Keeping this seeming oversight of Reddick's in mind, I still have to recommend his book as a perfect accompaniment to Grass' most famous three novels, and all four of them deserve the attention of every serious student of literature.

15 of 15 people found the following review helpful
His masterpiece 1 Jan 2000
By A Customer - Published on Amazon.com
Format:Paperback
As good as 'Tin Drum' but far more accessible and direct in its impact on the darkness and light in the German psyche.
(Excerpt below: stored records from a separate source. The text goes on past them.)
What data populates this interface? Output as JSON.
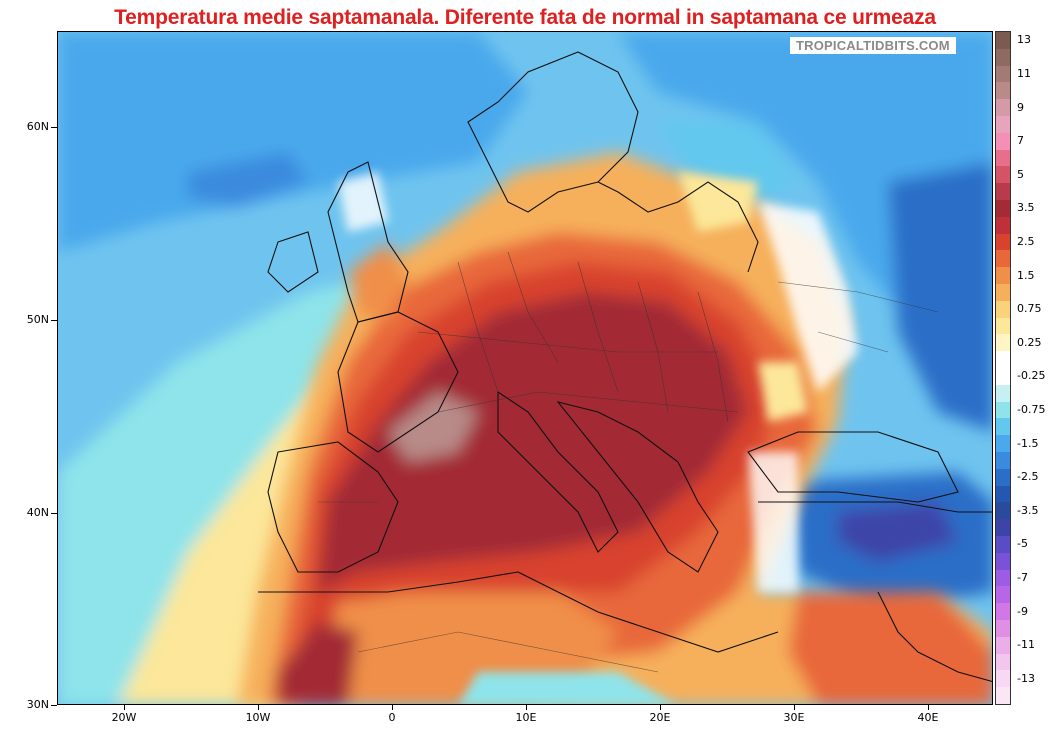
{
  "title": "Temperatura medie saptamanala. Diferente fata de normal in saptamana ce urmeaza",
  "watermark": "TROPICALTIDBITS.COM",
  "axes": {
    "latitude_labels": [
      "60N",
      "50N",
      "40N",
      "30N"
    ],
    "longitude_labels": [
      "20W",
      "10W",
      "0",
      "10E",
      "20E",
      "30E",
      "40E"
    ]
  },
  "legend": {
    "levels": [
      {
        "label": "13",
        "color": "#7b5a4f"
      },
      {
        "label": "",
        "color": "#8e6b61"
      },
      {
        "label": "11",
        "color": "#a27c74"
      },
      {
        "label": "",
        "color": "#b88b88"
      },
      {
        "label": "9",
        "color": "#d49aa8"
      },
      {
        "label": "",
        "color": "#e8a4bd"
      },
      {
        "label": "7",
        "color": "#f48fb7"
      },
      {
        "label": "",
        "color": "#e86f8c"
      },
      {
        "label": "5",
        "color": "#d45367"
      },
      {
        "label": "",
        "color": "#b83b4b"
      },
      {
        "label": "3.5",
        "color": "#a32b35"
      },
      {
        "label": "",
        "color": "#c0303a"
      },
      {
        "label": "2.5",
        "color": "#d8432d"
      },
      {
        "label": "",
        "color": "#e8683a"
      },
      {
        "label": "1.5",
        "color": "#f08f4a"
      },
      {
        "label": "",
        "color": "#f6b05c"
      },
      {
        "label": "0.75",
        "color": "#fad27a"
      },
      {
        "label": "",
        "color": "#fce79a"
      },
      {
        "label": "0.25",
        "color": "#fdf6c4"
      },
      {
        "label": "",
        "color": "#ffffff"
      },
      {
        "label": "-0.25",
        "color": "#ffffff"
      },
      {
        "label": "",
        "color": "#c6f0f2"
      },
      {
        "label": "-0.75",
        "color": "#8ee4ea"
      },
      {
        "label": "",
        "color": "#62c8ee"
      },
      {
        "label": "-1.5",
        "color": "#4aa8ec"
      },
      {
        "label": "",
        "color": "#3a8ade"
      },
      {
        "label": "-2.5",
        "color": "#2a6ec8"
      },
      {
        "label": "",
        "color": "#2458b0"
      },
      {
        "label": "-3.5",
        "color": "#2a4a9c"
      },
      {
        "label": "",
        "color": "#3c44a8"
      },
      {
        "label": "-5",
        "color": "#5a4cc4"
      },
      {
        "label": "",
        "color": "#7a52d8"
      },
      {
        "label": "-7",
        "color": "#9c5ce4"
      },
      {
        "label": "",
        "color": "#b866e8"
      },
      {
        "label": "-9",
        "color": "#d078e6"
      },
      {
        "label": "",
        "color": "#e090e4"
      },
      {
        "label": "-11",
        "color": "#ebaee8"
      },
      {
        "label": "",
        "color": "#f3c6ee"
      },
      {
        "label": "-13",
        "color": "#f8d8f2"
      },
      {
        "label": "",
        "color": "#fbe6f6"
      }
    ]
  },
  "colors": {
    "ocean_base": "#6fc4ef",
    "sea_cold": "#3a8ade",
    "warm_core": "#a32b35",
    "title_color": "#e02020"
  }
}
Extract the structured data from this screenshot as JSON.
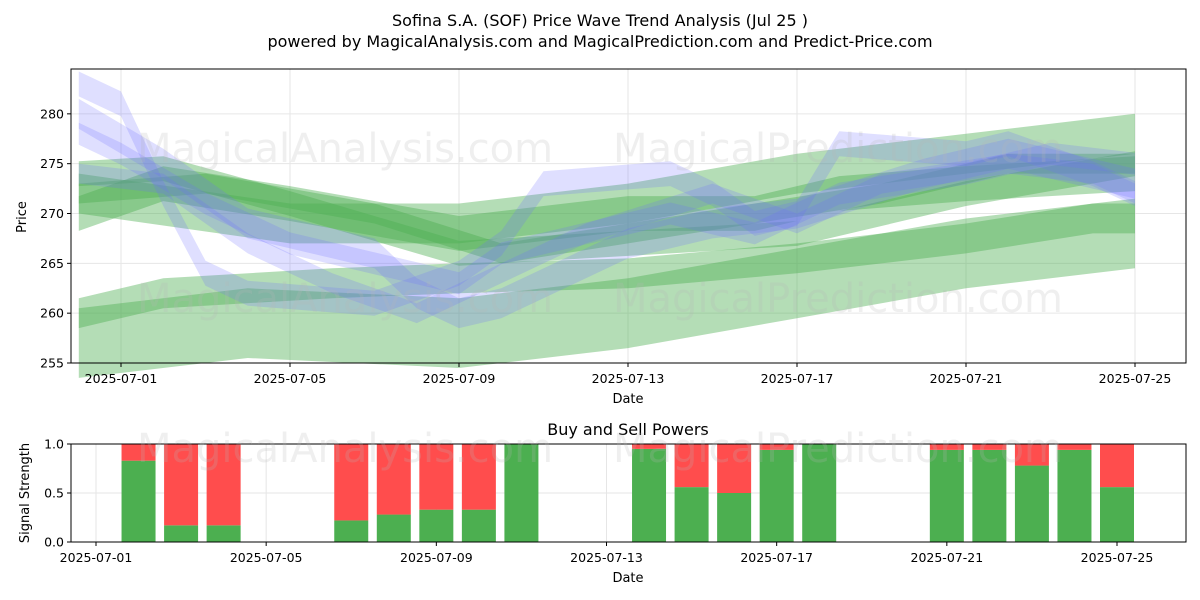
{
  "header": {
    "title": "Sofina S.A. (SOF) Price Wave Trend Analysis (Jul 25 )",
    "subtitle": "powered by MagicalAnalysis.com and MagicalPrediction.com and Predict-Price.com"
  },
  "watermarks": [
    "MagicalAnalysis.com",
    "MagicalPrediction.com"
  ],
  "colors": {
    "wave_blue": "#6f6fff",
    "wave_green": "#4caf50",
    "buy": "#4caf50",
    "sell": "#ff4d4d"
  },
  "chart_data": [
    {
      "type": "area",
      "xlabel": "Date",
      "ylabel": "Price",
      "ylim": [
        255,
        284.5
      ],
      "xlim": [
        "2025-06-30",
        "2025-07-25"
      ],
      "yticks": [
        255,
        260,
        265,
        270,
        275,
        280
      ],
      "xticks": [
        "2025-07-01",
        "2025-07-05",
        "2025-07-09",
        "2025-07-13",
        "2025-07-17",
        "2025-07-21",
        "2025-07-25"
      ],
      "grid": true,
      "blue_bands": [
        {
          "x": [
            "2025-06-30",
            "2025-07-01",
            "2025-07-02",
            "2025-07-03",
            "2025-07-04",
            "2025-07-07",
            "2025-07-09",
            "2025-07-10",
            "2025-07-11",
            "2025-07-14",
            "2025-07-15",
            "2025-07-16",
            "2025-07-17",
            "2025-07-18",
            "2025-07-21",
            "2025-07-22",
            "2025-07-24",
            "2025-07-25"
          ],
          "y": [
            283,
            281,
            272,
            264,
            262,
            261,
            264,
            267,
            273,
            274,
            272,
            269,
            270,
            277,
            276,
            277,
            274,
            272
          ],
          "width": 2.5
        },
        {
          "x": [
            "2025-06-30",
            "2025-07-02",
            "2025-07-04",
            "2025-07-07",
            "2025-07-08",
            "2025-07-09",
            "2025-07-10",
            "2025-07-13",
            "2025-07-15",
            "2025-07-17",
            "2025-07-20",
            "2025-07-22",
            "2025-07-25"
          ],
          "y": [
            280,
            275,
            269,
            266,
            262,
            260,
            261,
            267,
            269,
            270,
            274,
            276,
            273
          ],
          "width": 3
        },
        {
          "x": [
            "2025-06-30",
            "2025-07-01",
            "2025-07-03",
            "2025-07-05",
            "2025-07-08",
            "2025-07-09",
            "2025-07-10",
            "2025-07-12",
            "2025-07-14",
            "2025-07-16",
            "2025-07-18",
            "2025-07-21",
            "2025-07-23",
            "2025-07-25"
          ],
          "y": [
            278,
            276,
            271,
            267,
            264,
            263,
            266,
            268,
            270,
            268,
            272,
            274,
            276,
            275
          ],
          "width": 2.2
        },
        {
          "x": [
            "2025-06-30",
            "2025-07-02",
            "2025-07-04",
            "2025-07-06",
            "2025-07-08",
            "2025-07-10",
            "2025-07-12",
            "2025-07-15",
            "2025-07-17",
            "2025-07-19",
            "2025-07-22",
            "2025-07-24",
            "2025-07-25"
          ],
          "y": [
            274,
            273,
            267,
            263,
            260,
            264,
            268,
            272,
            269,
            273,
            275,
            274,
            272
          ],
          "width": 2
        }
      ],
      "green_bands": [
        {
          "x": [
            "2025-06-30",
            "2025-07-02",
            "2025-07-06",
            "2025-07-09",
            "2025-07-13",
            "2025-07-17",
            "2025-07-21",
            "2025-07-24",
            "2025-07-25"
          ],
          "y": [
            260,
            262,
            263,
            263.5,
            264,
            265.5,
            267.5,
            269.5,
            269.5
          ],
          "width": 3
        },
        {
          "x": [
            "2025-06-30",
            "2025-07-04",
            "2025-07-09",
            "2025-07-13",
            "2025-07-17",
            "2025-07-21",
            "2025-07-25"
          ],
          "y": [
            257,
            259,
            258,
            260,
            263,
            266,
            268
          ],
          "width": 7
        },
        {
          "x": [
            "2025-06-30",
            "2025-07-02",
            "2025-07-05",
            "2025-07-09",
            "2025-07-11",
            "2025-07-13",
            "2025-07-16",
            "2025-07-18",
            "2025-07-21",
            "2025-07-25"
          ],
          "y": [
            270,
            273,
            271,
            268,
            269,
            270,
            270,
            272,
            273,
            274
          ],
          "width": 3.5
        },
        {
          "x": [
            "2025-06-30",
            "2025-07-02",
            "2025-07-05",
            "2025-07-09",
            "2025-07-13",
            "2025-07-17",
            "2025-07-21",
            "2025-07-25"
          ],
          "y": [
            274,
            274.5,
            271,
            266,
            267,
            268,
            272,
            275
          ],
          "width": 2.5
        },
        {
          "x": [
            "2025-06-30",
            "2025-07-03",
            "2025-07-07",
            "2025-07-10",
            "2025-07-13",
            "2025-07-16",
            "2025-07-19",
            "2025-07-22",
            "2025-07-25"
          ],
          "y": [
            272,
            273,
            270,
            266,
            268,
            270,
            272,
            275,
            275
          ],
          "width": 2
        },
        {
          "x": [
            "2025-06-30",
            "2025-07-05",
            "2025-07-09",
            "2025-07-13",
            "2025-07-17",
            "2025-07-21",
            "2025-07-25"
          ],
          "y": [
            272,
            269,
            269,
            271,
            274,
            276,
            278
          ],
          "width": 4
        }
      ]
    },
    {
      "type": "bar",
      "title": "Buy and Sell Powers",
      "xlabel": "Date",
      "ylabel": "Signal Strength",
      "ylim": [
        0,
        1
      ],
      "yticks": [
        "0.0",
        "0.5",
        "1.0"
      ],
      "xticks": [
        "2025-07-01",
        "2025-07-05",
        "2025-07-09",
        "2025-07-13",
        "2025-07-17",
        "2025-07-21",
        "2025-07-25"
      ],
      "categories": [
        "2025-07-02",
        "2025-07-03",
        "2025-07-04",
        "2025-07-07",
        "2025-07-08",
        "2025-07-09",
        "2025-07-10",
        "2025-07-11",
        "2025-07-14",
        "2025-07-15",
        "2025-07-16",
        "2025-07-17",
        "2025-07-18",
        "2025-07-21",
        "2025-07-22",
        "2025-07-23",
        "2025-07-24",
        "2025-07-25"
      ],
      "series": [
        {
          "name": "Buy",
          "values": [
            0.83,
            0.17,
            0.17,
            0.22,
            0.28,
            0.33,
            0.33,
            1.0,
            0.95,
            0.56,
            0.5,
            0.94,
            1.0,
            0.94,
            0.94,
            0.78,
            0.94,
            0.56
          ]
        },
        {
          "name": "Sell",
          "values": [
            0.17,
            0.83,
            0.83,
            0.78,
            0.72,
            0.67,
            0.67,
            0.0,
            0.05,
            0.44,
            0.5,
            0.06,
            0.0,
            0.06,
            0.06,
            0.22,
            0.06,
            0.44
          ]
        }
      ]
    }
  ]
}
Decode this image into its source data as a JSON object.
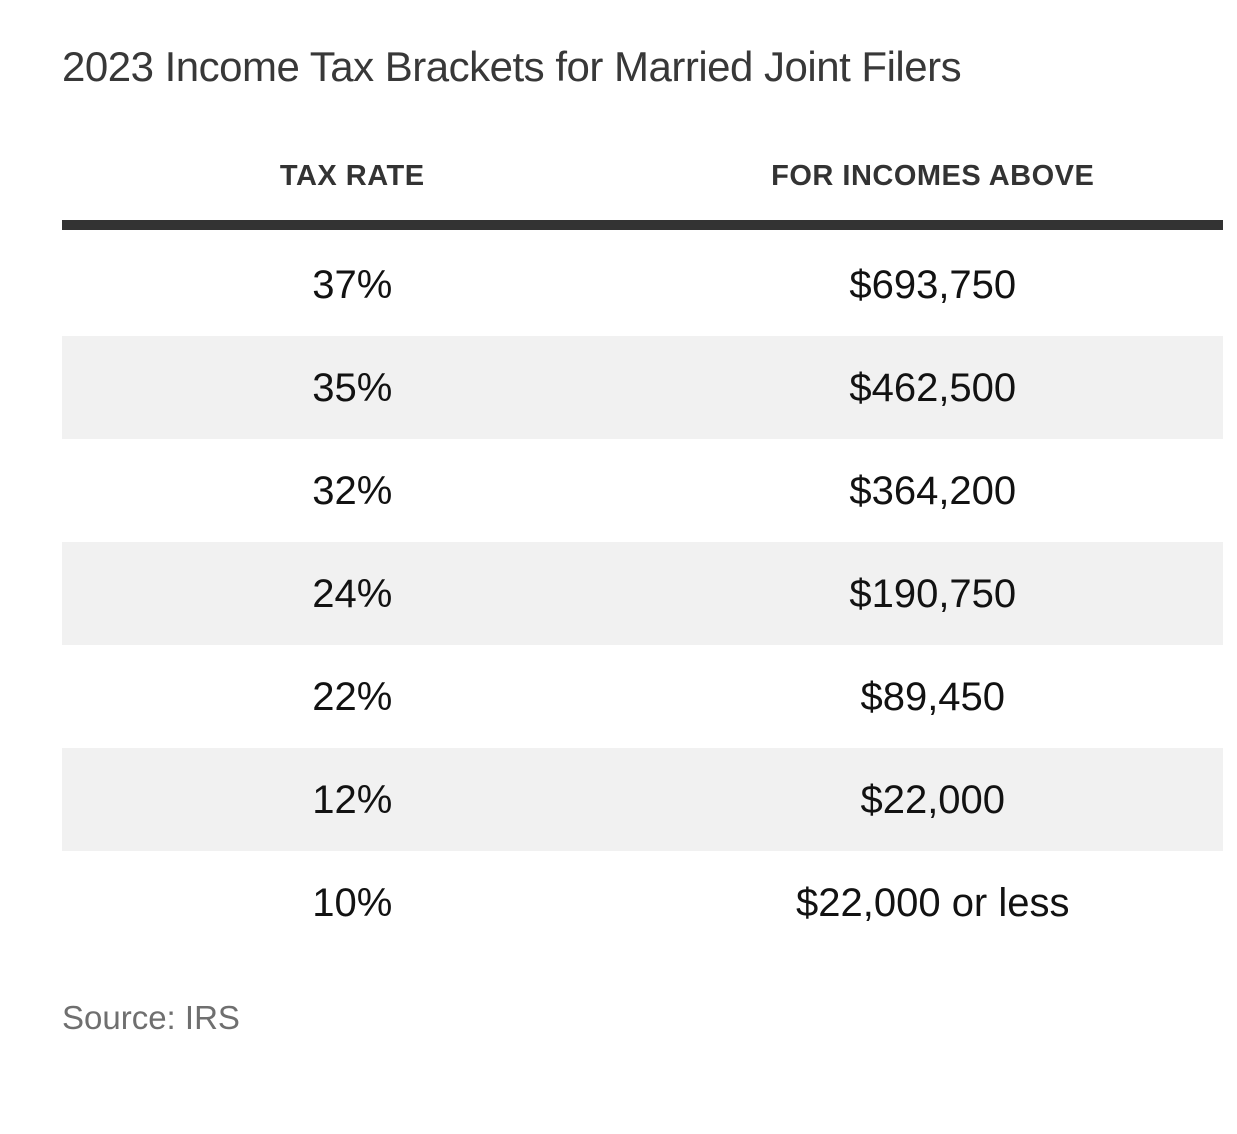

The only author from Germany to honestly address the issues of what led to WWII and its aftermath. There is a hilarious and brilliant passage towards the end of the second part of the book which takes a savage poke at Heidegger and German love for abstraction. A gem of a book.
8 of 11 people found the following review helpful
Hate it and love it, love it and hate it 5 Jan 2001
By A Customer - Published on Amazon.com
Format:Paperback
Grass uses wonderful, dense, invented words and peppers his novel with wonderful, dense, twisted imagery. Which is why I admire the work and why I was determined to finish the book although it was as intellectually heavy as a brick and occassionally tried my patience. This is not a book for an MTV-hyperactive attention span. More than a reflection of German mentality, it is a journey into the German mind, because so many times it follows a stream-of-consciousness approach. Sometimes it feels as if you're on a rollercoaster ride through the tunnels of a character's mind. Which is why I hated it too. I felt that many times the book became self-indulgent... that is, Grass wasn't writing for the reader but for himself or as a catharsis for his characters.

I only realized Dog Years was part of a trilogy after I bought it, and I enjoyed The Tin Drum much more because I read it after seeing the movie (it relieved the mind from loads of exertion). Although I am immensely relieved to have finally finished Dog Years, I still can't wait to read the other book of the trilogy, Cat and Mouse. Love to hate Grass.